BP veröffentlicht Energy Outlook 2035

Das globale Wachstum der Weltwirtschaft erzeugt eine steigende Nachfrage nach Energie. Im Jahr 2035 benötige die Welt 34 Prozent mehr Energie als heute. Auch in zwanzig Jahren werden hauptsächlich fossile Energien diese Nachfrage stillen – ihr Anteil läge im Jahr 2025 bei 80 Prozent. Erneuerbare Energien hätten zum gleichen Zeitpunkt einen Anteil am weltweiten Energiemix von neun Prozent, also im Vergleich zu heute dreimal so viel. Diese Prognose hat der Mineralölkonzern BP im Februar 2016 in seinem Energy Outlook veröffentlicht. Darin untersucht BP langfristige Energietrends und entwickelt daraus Prognosen für die Weltenergiemärkte für die nächsten 20 Jahre.

Erneuerbare Energien wachsen schneller

Das BP-Szenario geht davon aus, dass Erneuerbare Energien künftig schneller wachsen werden als emissionsintensive Energieträger – ihnen wird ein jährliches Wachstum von 6,6 Prozent prognostiziert. Die Verwendung von Erdgas nähme bis 2035 um 1,8 Prozent pro Jahr zu, die von Öl um jährlich 0,9 Prozent. Nur der Wachstumsanstieg bei Kohle werde sich stark verlangsamen, so dass 2035 Erdgas anstelle von Kohle der zweitwichtigste Energieträger seien werde.

Bevölkerungswachstum steigert Nachfrage nach Energie

Angetrieben werde der Energiehunger laut BP vom Bevölkerungswachstum und von steigenden Einkommen. Bis 2035 wird ein Anstieg der Weltbevölkerung auf fast 8,8 Milliarden Menschen erwartet. Damit werden 1,5 Milliarden mehr Menschen Energie benötigen als heute.

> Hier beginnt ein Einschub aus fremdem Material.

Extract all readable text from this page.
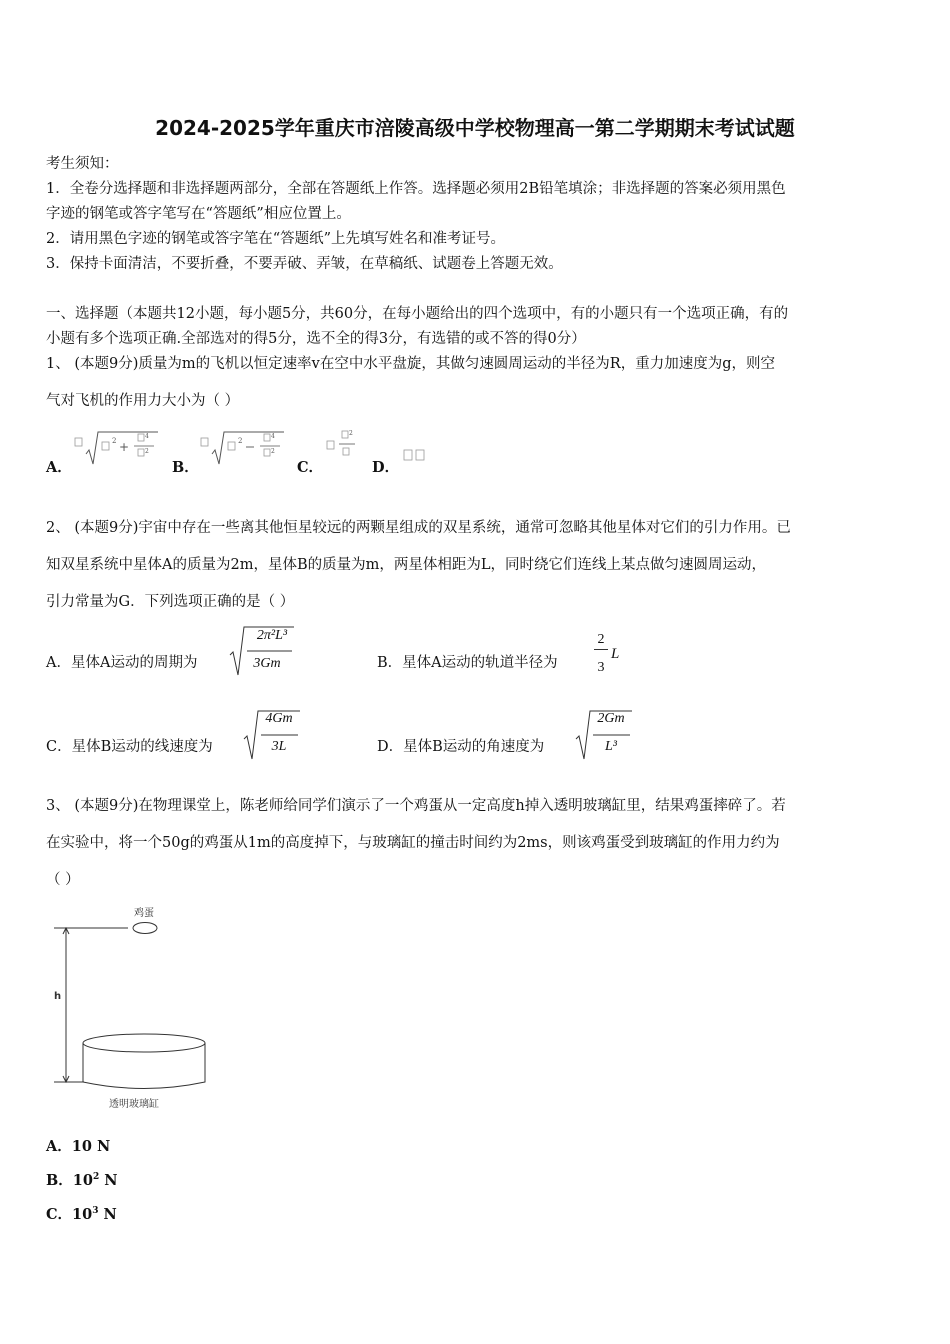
2024-2025学年重庆市涪陵高级中学校物理高一第二学期期末考试试题
考生须知：
1．全卷分选择题和非选择题两部分，全部在答题纸上作答。选择题必须用2B铅笔填涂；非选择题的答案必须用黑色
字迹的钢笔或答字笔写在“答题纸”相应位置上。
2．请用黑色字迹的钢笔或答字笔在“答题纸”上先填写姓名和准考证号。
3．保持卡面清洁，不要折叠，不要弄破、弄皱，在草稿纸、试题卷上答题无效。
一、选择题（本题共12小题，每小题5分，共60分，在每小题给出的四个选项中，有的小题只有一个选项正确，有的
小题有多个选项正确.全部选对的得5分，选不全的得3分，有选错的或不答的得0分）
1、 (本题9分)质量为m的飞机以恒定速率v在空中水平盘旋，其做匀速圆周运动的半径为R，重力加速度为g，则空
气对飞机的作用力大小为（ ）
A．
2 +
4
2
B．
2
4
2
C．
2
D．
2、 (本题9分)宇宙中存在一些离其他恒星较远的两颗星组成的双星系统，通常可忽略其他星体对它们的引力作用。已
知双星系统中星体A的质量为2m，星体B的质量为m，两星体相距为L，同时绕它们连线上某点做匀速圆周运动，
引力常量为G．下列选项正确的是（ ）
A．星体A运动的周期为
2π²L³
3Gm	B．星体A运动的轨道半径为
2
3
L
C．星体B运动的线速度为
4Gm
3L	D．星体B运动的角速度为
2Gm
L³
3、 (本题9分)在物理课堂上，陈老师给同学们演示了一个鸡蛋从一定高度h掉入透明玻璃缸里，结果鸡蛋摔碎了。若
在实验中，将一个50g的鸡蛋从1m的高度掉下，与玻璃缸的撞击时间约为2ms，则该鸡蛋受到玻璃缸的作用力约为
（ ）
鸡蛋
h
透明玻璃缸
A．10 N
B．$10^2$ N
C．$10^3$ N
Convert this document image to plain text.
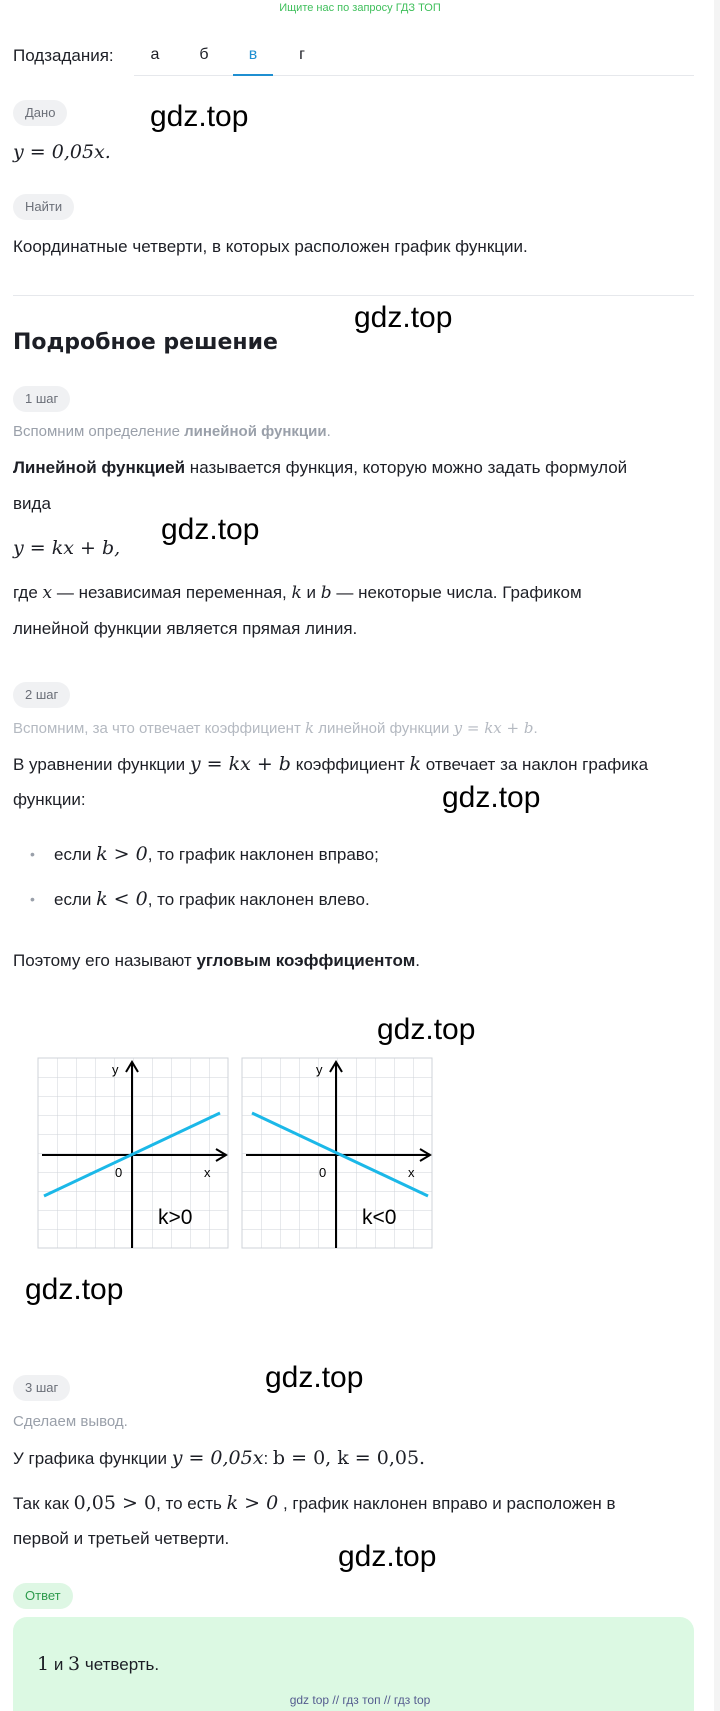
Ищите нас по запросу ГДЗ ТОП
Подзадания:	а	б	в	г
Дано
y = 0,05x.
Найти
Координатные четверти, в которых расположен график функции.
Подробное решение
1 шаг
Вспомним определение линейной функции.
Линейной функцией называется функция, которую можно задать формулой
вида
y = kx + b,
где x — независимая переменная, k и b — некоторые числа. Графиком
линейной функции является прямая линия.
2 шаг
Вспомним, за что отвечает коэффициент k линейной функции y = kx + b.
В уравнении функции y = kx + b коэффициент k отвечает за наклон графика
функции:
• если k > 0, то график наклонен вправо;
• если k < 0, то график наклонен влево.
Поэтому его называют угловым коэффициентом.
y
x
0
k>0
y
x
0
k<0
3 шаг
Сделаем вывод.
У графика функции y = 0,05x: b = 0, k = 0,05.
Так как 0,05 > 0, то есть k > 0 , график наклонен вправо и расположен в
первой и третьей четверти.
Ответ
1 и 3 четверть.
gdz.top
gdz.top
gdz.top
gdz.top
gdz.top
gdz.top
gdz.top
gdz.top
gdz top // гдз топ // гдз top
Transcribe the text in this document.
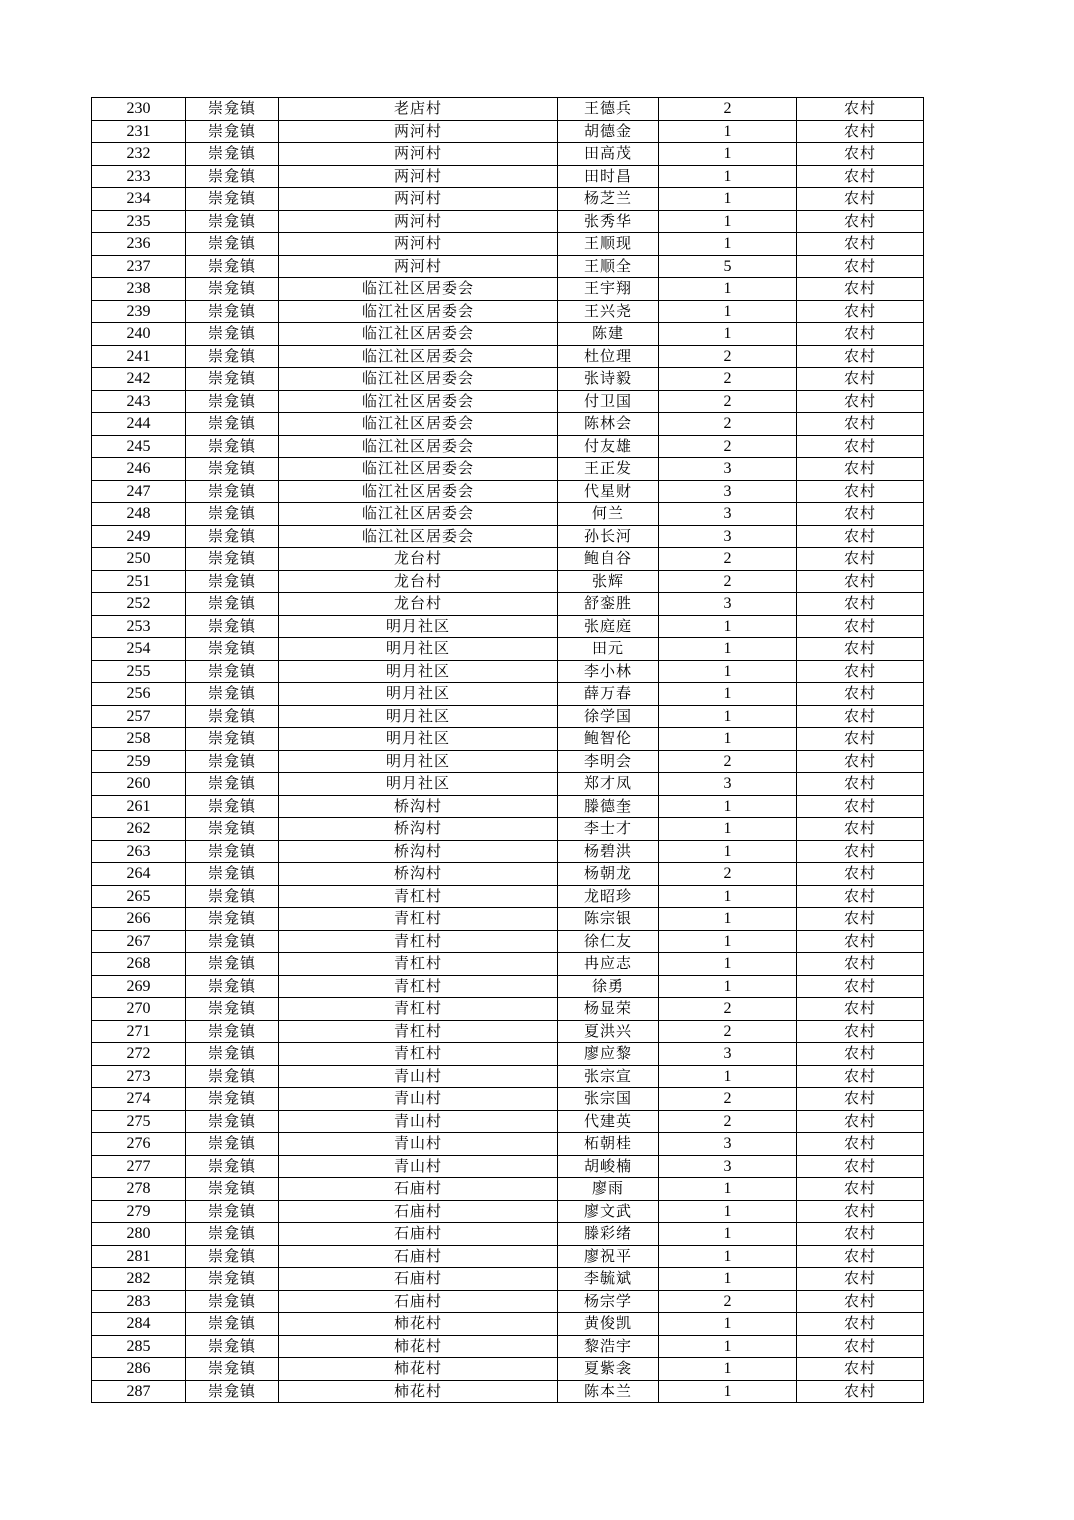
230	崇龛镇	老店村	王德兵	2	农村
231	崇龛镇	两河村	胡德金	1	农村
232	崇龛镇	两河村	田高茂	1	农村
233	崇龛镇	两河村	田时昌	1	农村
234	崇龛镇	两河村	杨芝兰	1	农村
235	崇龛镇	两河村	张秀华	1	农村
236	崇龛镇	两河村	王顺现	1	农村
237	崇龛镇	两河村	王顺全	5	农村
238	崇龛镇	临江社区居委会	王宇翔	1	农村
239	崇龛镇	临江社区居委会	王兴尧	1	农村
240	崇龛镇	临江社区居委会	陈建	1	农村
241	崇龛镇	临江社区居委会	杜位理	2	农村
242	崇龛镇	临江社区居委会	张诗毅	2	农村
243	崇龛镇	临江社区居委会	付卫国	2	农村
244	崇龛镇	临江社区居委会	陈林会	2	农村
245	崇龛镇	临江社区居委会	付友雄	2	农村
246	崇龛镇	临江社区居委会	王正发	3	农村
247	崇龛镇	临江社区居委会	代星财	3	农村
248	崇龛镇	临江社区居委会	何兰	3	农村
249	崇龛镇	临江社区居委会	孙长河	3	农村
250	崇龛镇	龙台村	鲍自谷	2	农村
251	崇龛镇	龙台村	张辉	2	农村
252	崇龛镇	龙台村	舒銮胜	3	农村
253	崇龛镇	明月社区	张庭庭	1	农村
254	崇龛镇	明月社区	田元	1	农村
255	崇龛镇	明月社区	李小林	1	农村
256	崇龛镇	明月社区	薛万春	1	农村
257	崇龛镇	明月社区	徐学国	1	农村
258	崇龛镇	明月社区	鲍智伦	1	农村
259	崇龛镇	明月社区	李明会	2	农村
260	崇龛镇	明月社区	郑才凤	3	农村
261	崇龛镇	桥沟村	滕德奎	1	农村
262	崇龛镇	桥沟村	李士才	1	农村
263	崇龛镇	桥沟村	杨碧洪	1	农村
264	崇龛镇	桥沟村	杨朝龙	2	农村
265	崇龛镇	青杠村	龙昭珍	1	农村
266	崇龛镇	青杠村	陈宗银	1	农村
267	崇龛镇	青杠村	徐仁友	1	农村
268	崇龛镇	青杠村	冉应志	1	农村
269	崇龛镇	青杠村	徐勇	1	农村
270	崇龛镇	青杠村	杨显荣	2	农村
271	崇龛镇	青杠村	夏洪兴	2	农村
272	崇龛镇	青杠村	廖应黎	3	农村
273	崇龛镇	青山村	张宗宣	1	农村
274	崇龛镇	青山村	张宗国	2	农村
275	崇龛镇	青山村	代建英	2	农村
276	崇龛镇	青山村	柘朝桂	3	农村
277	崇龛镇	青山村	胡峻楠	3	农村
278	崇龛镇	石庙村	廖雨	1	农村
279	崇龛镇	石庙村	廖文武	1	农村
280	崇龛镇	石庙村	滕彩绪	1	农村
281	崇龛镇	石庙村	廖祝平	1	农村
282	崇龛镇	石庙村	李毓斌	1	农村
283	崇龛镇	石庙村	杨宗学	2	农村
284	崇龛镇	柿花村	黄俊凯	1	农村
285	崇龛镇	柿花村	黎浩宇	1	农村
286	崇龛镇	柿花村	夏紫衾	1	农村
287	崇龛镇	柿花村	陈本兰	1	农村
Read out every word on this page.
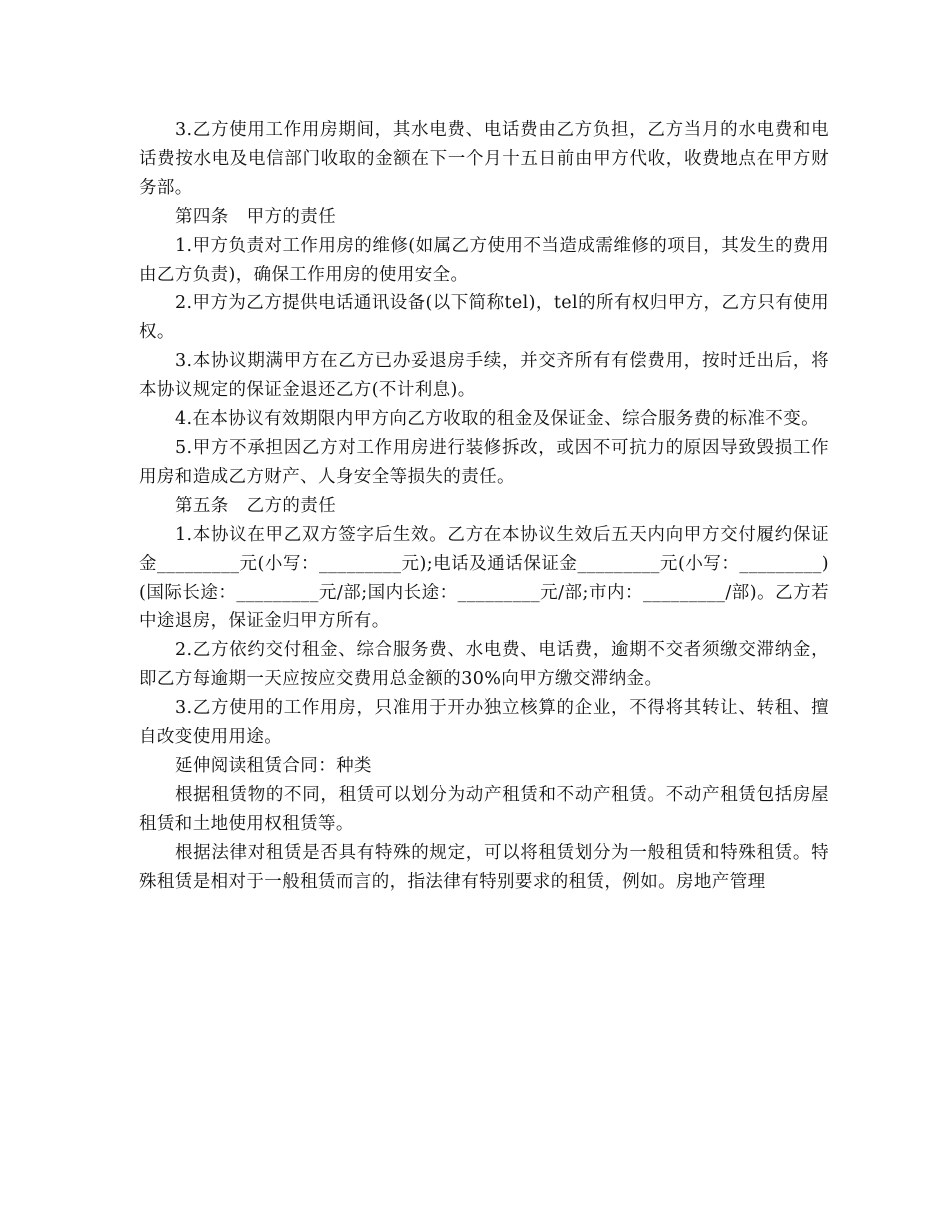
3.乙方使用工作用房期间，其水电费、电话费由乙方负担，乙方当月的水电费和电话费按水电及电信部门收取的金额在下一个月十五日前由甲方代收，收费地点在甲方财务部。

第四条　甲方的责任

1.甲方负责对工作用房的维修(如属乙方使用不当造成需维修的项目，其发生的费用由乙方负责)，确保工作用房的使用安全。

2.甲方为乙方提供电话通讯设备(以下简称tel)，tel的所有权归甲方，乙方只有使用权。

3.本协议期满甲方在乙方已办妥退房手续，并交齐所有有偿费用，按时迁出后，将本协议规定的保证金退还乙方(不计利息)。

4.在本协议有效期限内甲方向乙方收取的租金及保证金、综合服务费的标准不变。

5.甲方不承担因乙方对工作用房进行装修拆改，或因不可抗力的原因导致毁损工作用房和造成乙方财产、人身安全等损失的责任。

第五条　乙方的责任

1.本协议在甲乙双方签字后生效。乙方在本协议生效后五天内向甲方交付履约保证金_________元(小写：_________元);电话及通话保证金_________元(小写：_________)(国际长途：_________元/部;国内长途：_________元/部;市内：_________/部)。乙方若中途退房，保证金归甲方所有。

2.乙方依约交付租金、综合服务费、水电费、电话费，逾期不交者须缴交滞纳金，即乙方每逾期一天应按应交费用总金额的30%向甲方缴交滞纳金。

3.乙方使用的工作用房，只准用于开办独立核算的企业，不得将其转让、转租、擅自改变使用用途。

延伸阅读租赁合同：种类

根据租赁物的不同，租赁可以划分为动产租赁和不动产租赁。不动产租赁包括房屋租赁和土地使用权租赁等。

根据法律对租赁是否具有特殊的规定，可以将租赁划分为一般租赁和特殊租赁。特殊租赁是相对于一般租赁而言的，指法律有特别要求的租赁，例如。房地产管理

Gleichzeitig wird für denselben Betrachtungszeitraum mehr als eine Verdoppelung des globalen Bruttoinlandsproduktes prognostiziert.

Unterschiedliche Entwicklung der Energienachfrage in Schwellen- und Industriestaaten Das starke Wachstum in Schwellenländern wie China und Indien werde die Nachfrage nach Öl antreiben. Für die EU hingegen wird eine andere Entwicklung prognostiziert: Die Energienachfrage 2035 werde hier wieder auf dem Niveau von vor 50 Jahren liegen, obwohl die Wirtschaftsleistung dann um nahezu 150 Prozent größer sein werde.

Treibhausgasanstieg verlangsamt sich

Mit steigendem Energiehunger nähme auch die Belastung durch Treibhausgase zu. Im Jahr 2035 würden rund 20 Prozent mehr Kohlendioxid ausgestoßen als heute. BP prognostiziert bis 2035 einen Anstieg der CO2-Emissionen von 0,9 Prozent pro Jahr. Zum Vergleich: In den vergangenen 20 Jahren lag die jährliche Steigerungsrate doppelt so hoch. Der Ölkonzern geht heute also davon aus, dass sich der globale Treibhausgasausstoß erhöht, aber nicht mehr so stark wie in der Vergangenheit. Die BP-Prognose führt diese Entwicklung zu fast gleichen Teilen auf Verbesserungen der Energieeffizienz und eine Reduzierung der CO2-intensiven Energieerzeugung zurück.